Lately I’ve been thinking of this in relationship to the way the brain works.  Apparently, there is growing scientific interest in something that most of us know instinctively:  we are born to receive information by way of stories.  In dreams, in ancient myths and folktales, even in child’s play, we practice solving life’s thorniest challenges by way of stories.  Jonathan Gottschall’s The Storytelling Animal stresses the point: Stories the world over are almost always about people (or personified animals) with problems. The people want something badly – to survive to win the girl or the boy, to find a lost child. But big obstacles loom between the protagonists and what they want.
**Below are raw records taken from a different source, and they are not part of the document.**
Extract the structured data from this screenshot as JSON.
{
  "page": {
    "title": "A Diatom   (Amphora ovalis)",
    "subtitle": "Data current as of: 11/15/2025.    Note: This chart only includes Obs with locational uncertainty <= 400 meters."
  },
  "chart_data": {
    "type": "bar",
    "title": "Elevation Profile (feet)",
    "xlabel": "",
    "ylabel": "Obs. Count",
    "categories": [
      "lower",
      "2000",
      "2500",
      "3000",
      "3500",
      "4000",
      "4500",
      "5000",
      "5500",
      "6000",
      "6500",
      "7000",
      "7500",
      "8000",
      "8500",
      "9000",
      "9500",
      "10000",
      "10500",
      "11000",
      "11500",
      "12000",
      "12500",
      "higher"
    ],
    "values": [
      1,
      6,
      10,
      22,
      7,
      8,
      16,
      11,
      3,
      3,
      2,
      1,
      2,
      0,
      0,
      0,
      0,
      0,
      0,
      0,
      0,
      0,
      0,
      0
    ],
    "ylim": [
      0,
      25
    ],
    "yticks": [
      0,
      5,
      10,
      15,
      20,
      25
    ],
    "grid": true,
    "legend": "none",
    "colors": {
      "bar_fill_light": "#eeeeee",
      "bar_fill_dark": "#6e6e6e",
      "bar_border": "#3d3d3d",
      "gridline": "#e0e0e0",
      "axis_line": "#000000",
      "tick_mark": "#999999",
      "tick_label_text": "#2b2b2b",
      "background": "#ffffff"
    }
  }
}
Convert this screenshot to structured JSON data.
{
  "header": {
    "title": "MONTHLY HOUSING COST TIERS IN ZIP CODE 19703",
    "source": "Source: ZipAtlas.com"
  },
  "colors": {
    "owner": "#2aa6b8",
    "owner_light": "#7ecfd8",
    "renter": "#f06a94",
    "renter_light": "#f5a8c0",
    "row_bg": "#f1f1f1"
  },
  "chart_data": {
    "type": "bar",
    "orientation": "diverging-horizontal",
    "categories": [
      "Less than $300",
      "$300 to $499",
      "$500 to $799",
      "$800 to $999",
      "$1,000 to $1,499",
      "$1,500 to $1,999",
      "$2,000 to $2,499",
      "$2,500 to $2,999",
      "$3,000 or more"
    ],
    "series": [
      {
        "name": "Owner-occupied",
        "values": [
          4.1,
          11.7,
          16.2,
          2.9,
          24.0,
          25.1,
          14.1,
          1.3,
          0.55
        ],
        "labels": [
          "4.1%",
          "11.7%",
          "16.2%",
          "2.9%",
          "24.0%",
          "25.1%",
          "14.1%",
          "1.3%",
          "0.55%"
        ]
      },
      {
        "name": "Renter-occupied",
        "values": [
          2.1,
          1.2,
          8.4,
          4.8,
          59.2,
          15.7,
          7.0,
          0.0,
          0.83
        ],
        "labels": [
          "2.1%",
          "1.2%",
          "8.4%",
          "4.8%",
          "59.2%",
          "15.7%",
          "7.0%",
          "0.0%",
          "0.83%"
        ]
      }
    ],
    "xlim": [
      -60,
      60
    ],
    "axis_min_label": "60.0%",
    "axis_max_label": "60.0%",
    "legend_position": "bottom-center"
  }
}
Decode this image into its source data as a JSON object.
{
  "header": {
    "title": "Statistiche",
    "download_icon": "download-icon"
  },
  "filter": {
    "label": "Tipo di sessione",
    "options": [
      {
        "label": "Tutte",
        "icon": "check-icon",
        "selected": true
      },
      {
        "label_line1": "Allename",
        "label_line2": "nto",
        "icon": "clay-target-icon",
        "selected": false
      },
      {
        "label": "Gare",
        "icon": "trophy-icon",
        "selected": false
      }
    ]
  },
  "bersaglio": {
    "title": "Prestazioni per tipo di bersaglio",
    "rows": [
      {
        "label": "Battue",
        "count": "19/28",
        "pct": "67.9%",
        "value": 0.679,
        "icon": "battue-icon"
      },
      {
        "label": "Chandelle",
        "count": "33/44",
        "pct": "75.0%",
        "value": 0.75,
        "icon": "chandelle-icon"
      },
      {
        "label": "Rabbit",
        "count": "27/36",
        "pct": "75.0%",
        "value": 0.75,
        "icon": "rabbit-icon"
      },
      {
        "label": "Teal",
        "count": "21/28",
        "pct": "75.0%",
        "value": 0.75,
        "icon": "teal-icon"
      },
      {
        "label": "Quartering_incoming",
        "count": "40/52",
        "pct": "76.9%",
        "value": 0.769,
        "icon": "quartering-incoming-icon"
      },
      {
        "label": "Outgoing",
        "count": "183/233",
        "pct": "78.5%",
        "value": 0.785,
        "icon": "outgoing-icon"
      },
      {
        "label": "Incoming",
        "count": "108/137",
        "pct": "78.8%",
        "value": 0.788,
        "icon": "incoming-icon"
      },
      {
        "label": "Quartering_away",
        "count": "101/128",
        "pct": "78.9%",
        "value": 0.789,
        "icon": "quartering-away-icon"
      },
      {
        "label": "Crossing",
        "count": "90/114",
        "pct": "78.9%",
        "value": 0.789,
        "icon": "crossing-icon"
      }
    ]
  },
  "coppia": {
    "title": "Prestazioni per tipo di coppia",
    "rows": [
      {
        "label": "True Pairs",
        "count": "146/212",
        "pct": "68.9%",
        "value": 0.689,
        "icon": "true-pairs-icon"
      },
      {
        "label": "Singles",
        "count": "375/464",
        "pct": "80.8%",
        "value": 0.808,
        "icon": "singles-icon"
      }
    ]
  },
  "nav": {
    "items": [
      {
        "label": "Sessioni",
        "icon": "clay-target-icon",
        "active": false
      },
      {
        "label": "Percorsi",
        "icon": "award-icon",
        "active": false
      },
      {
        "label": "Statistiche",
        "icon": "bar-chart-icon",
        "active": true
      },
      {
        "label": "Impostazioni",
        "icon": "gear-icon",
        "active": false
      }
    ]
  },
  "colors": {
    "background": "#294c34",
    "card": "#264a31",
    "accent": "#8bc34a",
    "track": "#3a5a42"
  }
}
Just about any story – comic, tragic, romantic – is about a protagonist’s efforts to secure, usually at some costs, what he or she desires.”

Beneath all the wild variety of stories that have been told, there is this common structure—this common expectation.  We human have brains that are designed to like and remember stories.  We like beginnings, middles, ends.  The spiritual path becomes journey, a quest, a drama, a passion.  And consciousness—full, deathless Consciousness—is the endlessly satisfying ending. The world’s religious traditions impart wisdom not just by means of rituals or symbols but through stories.

What’s interesting to consider however, is that our human brains makes stories out of propositions that aren’t even intended to be stories.   In earliest teachings of the Buddha, there are many lists—for example The Seven Factors of Awakening or Enlightenment.  The seven factors are meant to be a progression, not a static list.  And it is full of implied drama and struggle.  The first factor is mindfulness– the sky or the ground of awareness, the moment we realize there is something to be known, to be sought.  In the midst of pure, bare knowing, interest appears. Our attention is drawn to some aspect of being present in particular: the sensation of sitting here, or the breathing, or a particular sound or thought.  Interest or investigation brings a burst of energy– blossoms into delight into joy. William Blake said “Energy is pure delight.”  As contradictory as it may seem, joy or rapture can lead on to the quiet factors, to tranquility concentration, equanimity.  In our culture, we think of rapture as heedless, hair-blowing-back state, but think of people paying rapt attention. Think of a monk or nun in meditation and prayer.

How strange it is to reflect on that we seek to awaken to higher consciousness in these bodies, with these brains.  To know there is no escape but through our human experience.